Siobhan Murray is Head of Operations at Verdant Packaging, a sustainable packaging manufacturer outside Cork, Ireland. Forty-five employees. They make compostable food containers, paper-based mailer bags, and biodegradable industrial wrapping. Growing fast -- EU packaging regulations are pushing clients away from plastic, and Verdant is one of the beneficiaries.

The data is spread across four systems in four formats. Production floor logs are in one system, sales in another, raw materials procurement in spreadsheets, and quality testing results come from the lab. Siobhan suspects the food container line is thin on margins because of material costs, but she cannot see the full picture. She wants to understand which product lines are actually profitable, track quality metrics, and spot problems before they show up in the end-of-month numbers.

Your Role

You're pulling together data from four sources in four formats and building something Siobhan can use to make operational decisions. The data arrives as Parquet, JSON, CSV, and CSV-from-PDF. Each format carries different risks. What worked for single-source CSV analysis needs to expand.
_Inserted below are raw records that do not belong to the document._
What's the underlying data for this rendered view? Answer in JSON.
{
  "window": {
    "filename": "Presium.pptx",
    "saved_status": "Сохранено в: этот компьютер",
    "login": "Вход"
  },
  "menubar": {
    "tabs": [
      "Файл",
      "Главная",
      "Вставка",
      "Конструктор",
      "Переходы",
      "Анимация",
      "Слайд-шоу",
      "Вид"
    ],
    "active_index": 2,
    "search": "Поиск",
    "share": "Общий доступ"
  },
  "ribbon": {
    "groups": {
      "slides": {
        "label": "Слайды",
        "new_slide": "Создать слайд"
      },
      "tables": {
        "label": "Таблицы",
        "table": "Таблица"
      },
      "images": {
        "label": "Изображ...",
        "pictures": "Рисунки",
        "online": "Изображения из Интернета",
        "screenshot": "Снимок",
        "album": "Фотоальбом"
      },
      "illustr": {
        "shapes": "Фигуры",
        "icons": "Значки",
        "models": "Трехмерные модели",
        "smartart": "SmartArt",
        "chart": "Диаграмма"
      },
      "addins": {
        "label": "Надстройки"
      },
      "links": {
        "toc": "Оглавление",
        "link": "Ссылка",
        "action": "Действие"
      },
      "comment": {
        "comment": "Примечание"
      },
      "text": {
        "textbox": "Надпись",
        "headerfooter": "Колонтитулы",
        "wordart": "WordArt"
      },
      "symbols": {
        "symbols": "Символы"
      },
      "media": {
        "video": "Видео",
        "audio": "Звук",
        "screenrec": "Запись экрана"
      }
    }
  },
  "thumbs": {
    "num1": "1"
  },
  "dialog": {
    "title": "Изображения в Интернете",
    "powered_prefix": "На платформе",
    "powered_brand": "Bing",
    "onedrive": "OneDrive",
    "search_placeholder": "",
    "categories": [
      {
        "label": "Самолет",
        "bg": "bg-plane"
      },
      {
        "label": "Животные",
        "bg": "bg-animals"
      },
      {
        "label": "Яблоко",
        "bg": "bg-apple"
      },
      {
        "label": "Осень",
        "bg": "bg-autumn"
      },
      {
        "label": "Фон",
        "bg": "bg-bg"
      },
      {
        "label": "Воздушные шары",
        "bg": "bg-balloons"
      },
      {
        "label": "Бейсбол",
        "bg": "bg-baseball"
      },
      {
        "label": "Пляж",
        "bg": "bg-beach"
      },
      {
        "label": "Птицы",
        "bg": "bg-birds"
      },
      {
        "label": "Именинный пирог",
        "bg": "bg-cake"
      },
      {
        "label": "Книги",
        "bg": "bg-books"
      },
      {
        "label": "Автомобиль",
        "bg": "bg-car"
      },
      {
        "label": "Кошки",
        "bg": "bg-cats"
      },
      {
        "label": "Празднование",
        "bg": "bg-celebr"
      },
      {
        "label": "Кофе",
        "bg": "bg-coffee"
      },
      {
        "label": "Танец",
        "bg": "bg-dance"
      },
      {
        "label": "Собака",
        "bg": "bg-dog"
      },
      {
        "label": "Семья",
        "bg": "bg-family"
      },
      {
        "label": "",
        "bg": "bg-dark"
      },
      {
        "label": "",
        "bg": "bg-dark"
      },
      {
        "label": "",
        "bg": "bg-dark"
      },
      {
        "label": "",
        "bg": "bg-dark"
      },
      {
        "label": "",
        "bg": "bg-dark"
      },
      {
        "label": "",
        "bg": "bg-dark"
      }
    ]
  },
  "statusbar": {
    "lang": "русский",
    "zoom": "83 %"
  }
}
The metrics you build are not flat definitions. Production efficiency decomposes into components -- availability, speed, quality -- where changing one definition cascades to everything above it. You design the hierarchy, document the dependencies, and deliver an argument, not a list.

AI handles each format but makes different assumptions for each. It flattens nested JSON in ways that lose data. It infers schema types from the first few rows and misses inconsistencies later. Your verification work is format-specific now.

What's New

Last time, you framed Wei's business questions as testable hypotheses, chose the right statistical test for binary outcome data, and reported confidence intervals instead of point estimates. You specified constraints before computation and crossed from descriptive to inferential statistics.

This time, the data itself is the new challenge. Four formats, each with different risks. Metrics that exist in hierarchies -- one number that decomposes into three, where changing one changes the rest. Your findings need to be structured as a professional argument, not a chronological list. And you will use a second AI to review your first AI's analysis -- cross-model verification.

The hard part is not any single source. It is connecting four sources with different formats, freshness, and granularity into a coherent analysis, and then communicating that analysis as a structured argument.

Tools

Python 3.11+ (via Miniconda, "analytics" environment)
DuckDB
Polars (new -- for scale-appropriate data handling)
Jupyter Notebook
pandas
scipy.stats, statsmodels
matplotlib / seaborn
Metabase (via Docker -- continuing from previous projects)
Docker
Claude Code
Git / GitHub

Materials

Production logs -- Parquet file from the manufacturing execution system, about 50,000 rows of shift-level production data.
Sales data -- JSON export from the e-commerce API with nested customer objects and line item arrays. About 12,000 orders.
Procurement records -- CSV from finance spreadsheets with monthly supplier costs, lead times, and quality grades.
Quality results -- CSV derived from PDF lab reports with batch-level test results, pass/fail, and moisture readings.
Data dictionary -- describes all four sources, their formats, date ranges, and freshness status.
Metric hierarchy template -- introduces OEE decomposition, leading/lagging indicators, and hierarchy documentation.
CLAUDE.md -- project governance file with client context, work breakdown, and verification targets.